Popular perception assumes that dolphins are kind of smart. Kind of like the chimps of the ocean. Gregg's book is reviewed by Jessa Gamble on The Last Word On Nothing. Gamble says:
A disproportionate amount of dolphin research time has been devoted to teasing out any potential for language – the science-fictional myth of dolphinese – from their vocalizations. If dolphins had language, we would almost certainly have found it by now. When their vocalizations turned out to be rote and inflexible, “I’m scared!” “I’m mating!” “I see food!” pretty much covers it, the research turned to echolocation clicks. Perhaps dolphins were sending each other 3D holographic messages encoded in their clicks. Nope.
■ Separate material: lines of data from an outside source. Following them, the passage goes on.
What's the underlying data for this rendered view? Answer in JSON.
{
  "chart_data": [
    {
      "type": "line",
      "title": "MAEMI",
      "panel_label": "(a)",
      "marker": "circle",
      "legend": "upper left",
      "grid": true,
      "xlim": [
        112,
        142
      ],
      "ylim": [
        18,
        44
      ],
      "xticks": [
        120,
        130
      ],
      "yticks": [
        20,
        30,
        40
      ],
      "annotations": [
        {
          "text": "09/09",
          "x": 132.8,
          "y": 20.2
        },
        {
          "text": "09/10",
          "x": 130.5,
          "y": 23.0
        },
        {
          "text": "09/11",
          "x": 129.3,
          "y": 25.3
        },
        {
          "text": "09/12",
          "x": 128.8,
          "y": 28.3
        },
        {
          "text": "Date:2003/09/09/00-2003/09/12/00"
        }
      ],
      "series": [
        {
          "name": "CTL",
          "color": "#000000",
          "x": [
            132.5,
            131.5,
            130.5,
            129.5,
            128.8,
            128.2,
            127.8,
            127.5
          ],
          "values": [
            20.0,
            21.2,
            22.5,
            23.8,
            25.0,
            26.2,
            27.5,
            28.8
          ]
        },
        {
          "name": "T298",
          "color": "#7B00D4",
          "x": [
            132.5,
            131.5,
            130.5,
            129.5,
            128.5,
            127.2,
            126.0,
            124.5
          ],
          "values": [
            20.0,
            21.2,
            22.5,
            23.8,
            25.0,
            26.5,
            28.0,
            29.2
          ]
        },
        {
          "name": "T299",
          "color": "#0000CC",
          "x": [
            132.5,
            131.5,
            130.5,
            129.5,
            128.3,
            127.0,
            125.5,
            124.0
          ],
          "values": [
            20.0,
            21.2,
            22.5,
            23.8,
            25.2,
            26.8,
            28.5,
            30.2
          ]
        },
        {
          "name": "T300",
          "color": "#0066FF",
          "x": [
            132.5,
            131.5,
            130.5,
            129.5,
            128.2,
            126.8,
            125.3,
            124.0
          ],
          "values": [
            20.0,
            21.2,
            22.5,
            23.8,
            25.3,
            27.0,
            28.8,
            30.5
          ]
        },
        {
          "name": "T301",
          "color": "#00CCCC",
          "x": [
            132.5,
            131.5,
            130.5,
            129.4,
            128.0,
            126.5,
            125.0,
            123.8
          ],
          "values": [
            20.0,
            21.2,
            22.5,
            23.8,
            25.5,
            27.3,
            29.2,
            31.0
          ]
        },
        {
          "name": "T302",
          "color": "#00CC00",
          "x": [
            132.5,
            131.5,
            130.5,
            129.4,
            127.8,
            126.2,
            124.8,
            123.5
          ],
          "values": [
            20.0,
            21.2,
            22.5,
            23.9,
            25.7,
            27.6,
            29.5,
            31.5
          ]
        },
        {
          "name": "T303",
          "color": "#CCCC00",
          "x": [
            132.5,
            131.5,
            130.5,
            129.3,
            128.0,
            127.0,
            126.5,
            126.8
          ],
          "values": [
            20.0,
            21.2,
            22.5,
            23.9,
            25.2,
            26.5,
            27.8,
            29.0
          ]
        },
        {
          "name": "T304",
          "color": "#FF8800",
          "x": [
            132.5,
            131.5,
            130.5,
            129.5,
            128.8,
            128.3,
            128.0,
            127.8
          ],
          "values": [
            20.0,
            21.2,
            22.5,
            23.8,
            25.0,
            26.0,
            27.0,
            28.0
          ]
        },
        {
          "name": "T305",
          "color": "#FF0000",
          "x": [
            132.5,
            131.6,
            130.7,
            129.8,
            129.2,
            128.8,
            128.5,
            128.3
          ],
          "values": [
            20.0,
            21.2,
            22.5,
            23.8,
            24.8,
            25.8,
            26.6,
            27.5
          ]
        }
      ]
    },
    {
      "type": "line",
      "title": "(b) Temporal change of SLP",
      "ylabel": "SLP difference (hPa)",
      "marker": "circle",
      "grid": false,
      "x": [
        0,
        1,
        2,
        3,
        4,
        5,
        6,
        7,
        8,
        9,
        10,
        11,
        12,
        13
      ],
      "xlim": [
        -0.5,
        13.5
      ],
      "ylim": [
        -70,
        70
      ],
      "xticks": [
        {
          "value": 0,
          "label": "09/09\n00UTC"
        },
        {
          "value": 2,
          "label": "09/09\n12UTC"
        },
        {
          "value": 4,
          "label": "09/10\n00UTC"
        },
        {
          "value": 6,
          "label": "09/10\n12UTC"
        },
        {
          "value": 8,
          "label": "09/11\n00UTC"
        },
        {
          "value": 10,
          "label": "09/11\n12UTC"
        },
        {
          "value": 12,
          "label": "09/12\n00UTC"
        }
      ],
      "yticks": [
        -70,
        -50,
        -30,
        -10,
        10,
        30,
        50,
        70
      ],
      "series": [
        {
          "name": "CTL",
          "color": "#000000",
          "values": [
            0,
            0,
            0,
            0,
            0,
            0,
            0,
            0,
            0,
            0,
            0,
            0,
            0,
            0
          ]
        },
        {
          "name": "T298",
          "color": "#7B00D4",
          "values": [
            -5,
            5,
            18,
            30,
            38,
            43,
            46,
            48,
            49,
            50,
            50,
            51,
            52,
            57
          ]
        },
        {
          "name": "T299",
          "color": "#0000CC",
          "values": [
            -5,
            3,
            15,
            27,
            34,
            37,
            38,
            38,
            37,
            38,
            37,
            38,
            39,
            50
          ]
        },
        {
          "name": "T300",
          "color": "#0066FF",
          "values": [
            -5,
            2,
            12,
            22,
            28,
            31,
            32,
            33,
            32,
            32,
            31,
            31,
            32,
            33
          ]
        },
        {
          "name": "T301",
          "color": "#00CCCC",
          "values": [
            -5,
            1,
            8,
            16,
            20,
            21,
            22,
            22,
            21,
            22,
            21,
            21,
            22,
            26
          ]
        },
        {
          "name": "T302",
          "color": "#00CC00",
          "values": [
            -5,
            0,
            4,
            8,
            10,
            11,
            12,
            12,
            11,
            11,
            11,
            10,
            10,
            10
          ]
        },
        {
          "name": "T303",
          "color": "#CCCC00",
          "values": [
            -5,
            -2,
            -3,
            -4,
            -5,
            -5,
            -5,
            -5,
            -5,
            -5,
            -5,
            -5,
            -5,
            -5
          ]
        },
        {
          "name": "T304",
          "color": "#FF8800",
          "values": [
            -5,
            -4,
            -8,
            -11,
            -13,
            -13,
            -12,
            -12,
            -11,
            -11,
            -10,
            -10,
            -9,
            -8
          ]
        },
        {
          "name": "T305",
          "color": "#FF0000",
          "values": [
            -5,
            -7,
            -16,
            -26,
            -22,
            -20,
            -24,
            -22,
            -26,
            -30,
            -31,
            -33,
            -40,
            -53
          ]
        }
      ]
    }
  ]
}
They do have signature whistles that identify the dolphin as an individual, but that’s the most referential thing about their communication system. In contrast, ground squirrels have an amazingly semantically-rich signaling system. Nothing about the dolphin whistle repertoire would prevent it from being used as a discrete combinatorial system to convey unlimited meaning, it’s just that dolphins don’t use it for that. “Scientists have no impetus for continuing this line of research,” concludes Gregg.
Though captive dolphins have been taught to understand series of symbols, in much the same way Great Apes and parrots have, they show no sign of being able to produce them, in the way that chimps can. Dolphins are more like domestic dogs in this way, but without the vast memory for symbol repertoires displayed by Collies.
Scientists need attention, too so, I guess they just went with what was cool and funny and popular, and didn't rock the boat too much.
And maybe we are prejudiced because dolphins are cute and we had Flipper to set the dolphin agenda, and then Douglas Adams had them taking all the fish, and no one really cares how smart a squirrel is because one looks like vermin and disease ridden, although they have nice bushy tails.
On the other hand, it could be that we are just desperate to prove that we are not alone so that we can take the pressure off and not have to use our brains for something better than they are being used for right now because, we can't deal with being so responsible for making the right choices.
Next, research will ultimately prove that dogs don't really like people and are just sucking up to whomever is willing to feed and house them and that they are really devoted because they really don't want to have to live in a dog eat dog world.